Ferrous iron uptake via IRT1/ZIP evolved at least twice in green plants

Abstract

AbstractIron (Fe) is an essential micronutrient for virtually all living beings, being practically irreplaceable because of its unique electrochemical properties that enable or facilitate a series of biochemical processes, including photosynthesis. Although Fe is abundant on Earth, it is generally found in the poorly soluble form Fe3+. Most extant plants have established Fe absorption strategies that involve Fe uptake in the soluble form Fe2+. The model angiosperm Arabidopsis thaliana, for example, captures Fe through a mechanism that lowers the pH through proton pumping to the rhizosphere to increase Fe3+ solubility, which is then reduced by a plasma membrane-bound reductase and transported into the cell by the ZIP family protein IRT1. ZIP proteins are transmembrane transporters of a variety of divalent metals such as Fe2+, Zn2+, Mn2+ and Cd2+. In this work, we investigate the evolution of functional homologs of IRT1/ZIP in the supergroup of photosynthetic eukaryotes Archaeplastida (Viridiplantae + Rhodophyta + Glaucophyta) using a dataset of 41 high-quality genomes of diverse lineages.
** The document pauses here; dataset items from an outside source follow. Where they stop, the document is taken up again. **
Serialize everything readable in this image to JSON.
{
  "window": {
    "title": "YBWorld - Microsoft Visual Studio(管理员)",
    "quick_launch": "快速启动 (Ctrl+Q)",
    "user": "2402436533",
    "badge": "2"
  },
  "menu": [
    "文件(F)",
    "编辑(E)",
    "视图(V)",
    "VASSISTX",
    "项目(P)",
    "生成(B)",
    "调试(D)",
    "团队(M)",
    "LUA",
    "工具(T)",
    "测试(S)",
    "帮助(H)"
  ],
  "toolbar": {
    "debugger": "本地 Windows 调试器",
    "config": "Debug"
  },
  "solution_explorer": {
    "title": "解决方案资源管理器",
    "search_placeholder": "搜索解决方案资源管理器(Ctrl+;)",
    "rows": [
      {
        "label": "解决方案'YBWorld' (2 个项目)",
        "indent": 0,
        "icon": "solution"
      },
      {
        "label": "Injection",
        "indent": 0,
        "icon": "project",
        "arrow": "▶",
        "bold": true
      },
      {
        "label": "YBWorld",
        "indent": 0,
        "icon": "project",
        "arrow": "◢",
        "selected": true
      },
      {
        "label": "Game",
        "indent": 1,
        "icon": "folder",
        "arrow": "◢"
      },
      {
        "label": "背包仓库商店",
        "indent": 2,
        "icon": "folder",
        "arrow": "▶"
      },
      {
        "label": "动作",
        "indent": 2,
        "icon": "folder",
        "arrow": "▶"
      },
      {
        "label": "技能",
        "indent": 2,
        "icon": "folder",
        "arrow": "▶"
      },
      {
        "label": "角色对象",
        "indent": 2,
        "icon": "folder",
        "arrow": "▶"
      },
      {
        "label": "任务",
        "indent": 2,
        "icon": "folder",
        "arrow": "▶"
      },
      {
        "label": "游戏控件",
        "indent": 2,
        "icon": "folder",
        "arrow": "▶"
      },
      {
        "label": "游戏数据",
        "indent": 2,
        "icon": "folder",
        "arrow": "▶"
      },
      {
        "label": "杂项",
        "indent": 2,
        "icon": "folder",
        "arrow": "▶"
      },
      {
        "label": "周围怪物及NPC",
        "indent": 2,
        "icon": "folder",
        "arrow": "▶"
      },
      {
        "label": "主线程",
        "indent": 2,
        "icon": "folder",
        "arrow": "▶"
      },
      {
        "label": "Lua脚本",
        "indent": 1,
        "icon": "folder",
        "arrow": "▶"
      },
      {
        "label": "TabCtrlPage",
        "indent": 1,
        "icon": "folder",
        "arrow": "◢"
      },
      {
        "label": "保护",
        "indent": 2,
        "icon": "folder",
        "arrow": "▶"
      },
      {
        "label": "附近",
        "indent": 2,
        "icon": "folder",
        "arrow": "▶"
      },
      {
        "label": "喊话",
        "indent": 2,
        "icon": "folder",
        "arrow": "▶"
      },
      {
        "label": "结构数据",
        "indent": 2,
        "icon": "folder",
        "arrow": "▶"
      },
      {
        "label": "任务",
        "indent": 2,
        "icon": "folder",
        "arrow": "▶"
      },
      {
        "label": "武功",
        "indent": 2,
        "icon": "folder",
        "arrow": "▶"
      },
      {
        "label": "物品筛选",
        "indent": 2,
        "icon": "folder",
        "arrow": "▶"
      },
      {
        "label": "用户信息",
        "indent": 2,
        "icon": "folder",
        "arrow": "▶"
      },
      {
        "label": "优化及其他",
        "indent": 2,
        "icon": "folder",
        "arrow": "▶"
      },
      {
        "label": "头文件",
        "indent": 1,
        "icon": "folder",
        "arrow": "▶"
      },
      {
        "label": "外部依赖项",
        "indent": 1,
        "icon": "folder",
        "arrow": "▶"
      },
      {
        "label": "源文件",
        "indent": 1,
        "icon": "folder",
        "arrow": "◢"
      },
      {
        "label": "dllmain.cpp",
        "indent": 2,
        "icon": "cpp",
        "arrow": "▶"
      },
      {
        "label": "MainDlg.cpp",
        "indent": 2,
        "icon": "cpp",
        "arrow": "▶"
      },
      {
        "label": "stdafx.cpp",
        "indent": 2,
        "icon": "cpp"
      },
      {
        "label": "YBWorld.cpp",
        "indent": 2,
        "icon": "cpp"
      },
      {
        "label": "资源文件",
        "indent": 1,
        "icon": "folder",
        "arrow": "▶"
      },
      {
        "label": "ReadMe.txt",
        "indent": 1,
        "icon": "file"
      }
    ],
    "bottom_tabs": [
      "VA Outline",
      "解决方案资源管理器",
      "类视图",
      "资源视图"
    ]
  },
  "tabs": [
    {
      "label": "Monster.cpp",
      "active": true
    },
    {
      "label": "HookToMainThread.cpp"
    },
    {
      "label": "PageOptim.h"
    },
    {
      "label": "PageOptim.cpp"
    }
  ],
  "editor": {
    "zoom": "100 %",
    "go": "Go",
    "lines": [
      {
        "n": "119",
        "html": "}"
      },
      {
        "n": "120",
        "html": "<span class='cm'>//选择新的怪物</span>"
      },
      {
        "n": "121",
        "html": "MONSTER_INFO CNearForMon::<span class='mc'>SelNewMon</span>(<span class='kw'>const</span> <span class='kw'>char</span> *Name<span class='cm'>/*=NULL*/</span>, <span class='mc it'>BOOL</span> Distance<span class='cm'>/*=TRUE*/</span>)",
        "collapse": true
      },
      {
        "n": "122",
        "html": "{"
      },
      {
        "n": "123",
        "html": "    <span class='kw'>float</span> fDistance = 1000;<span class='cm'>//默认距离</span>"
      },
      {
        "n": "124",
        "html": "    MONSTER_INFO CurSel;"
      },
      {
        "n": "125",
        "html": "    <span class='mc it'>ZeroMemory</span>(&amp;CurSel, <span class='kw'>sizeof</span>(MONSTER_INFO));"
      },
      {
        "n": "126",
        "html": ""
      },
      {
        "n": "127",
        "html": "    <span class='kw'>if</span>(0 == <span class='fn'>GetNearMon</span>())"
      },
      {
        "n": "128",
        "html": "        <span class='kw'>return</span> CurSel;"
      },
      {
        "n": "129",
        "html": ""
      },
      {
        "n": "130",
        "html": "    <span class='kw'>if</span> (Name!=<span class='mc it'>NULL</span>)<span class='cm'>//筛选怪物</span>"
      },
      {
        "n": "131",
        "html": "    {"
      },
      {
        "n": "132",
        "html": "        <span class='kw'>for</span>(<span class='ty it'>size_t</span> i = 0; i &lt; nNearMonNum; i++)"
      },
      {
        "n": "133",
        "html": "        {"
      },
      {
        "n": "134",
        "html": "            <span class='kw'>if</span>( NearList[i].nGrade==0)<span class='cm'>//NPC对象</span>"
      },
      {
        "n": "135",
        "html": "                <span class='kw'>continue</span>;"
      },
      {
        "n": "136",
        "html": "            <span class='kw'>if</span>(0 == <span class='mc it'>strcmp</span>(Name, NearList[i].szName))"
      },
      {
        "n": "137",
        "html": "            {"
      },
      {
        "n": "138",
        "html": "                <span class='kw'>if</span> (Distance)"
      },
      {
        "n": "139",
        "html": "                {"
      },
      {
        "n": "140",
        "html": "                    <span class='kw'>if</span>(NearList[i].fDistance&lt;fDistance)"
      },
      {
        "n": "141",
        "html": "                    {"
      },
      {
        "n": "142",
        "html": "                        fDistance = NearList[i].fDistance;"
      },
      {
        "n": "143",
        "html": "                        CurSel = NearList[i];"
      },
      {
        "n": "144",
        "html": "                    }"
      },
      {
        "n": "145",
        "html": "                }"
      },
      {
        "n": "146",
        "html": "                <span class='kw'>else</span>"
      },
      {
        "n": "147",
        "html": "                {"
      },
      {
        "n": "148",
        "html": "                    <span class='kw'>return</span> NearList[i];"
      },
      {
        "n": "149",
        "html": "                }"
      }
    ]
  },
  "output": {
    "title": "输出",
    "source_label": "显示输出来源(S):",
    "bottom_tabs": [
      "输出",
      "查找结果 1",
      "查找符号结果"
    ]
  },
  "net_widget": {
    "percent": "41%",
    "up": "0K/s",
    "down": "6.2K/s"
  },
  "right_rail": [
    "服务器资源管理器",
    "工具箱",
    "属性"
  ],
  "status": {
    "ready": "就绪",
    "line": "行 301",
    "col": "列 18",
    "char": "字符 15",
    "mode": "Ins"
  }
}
Our analyses suggest that Fe is acquired through deeply divergent ZIP proteins in land plants and chlorophyte green algae, indicating that Fe2+ uptake by ZIP family proteins evolved at least twice independently during green plant evolution. Sequence and structural analyses indicate that the archetypical IRT proteins from angiosperms likely emerged in streptophyte algae before the origin of land plants and might be an important player in green plant terrestrialization, a process that involved the evolution of Fe acquisition in terrestrial subaerial settings.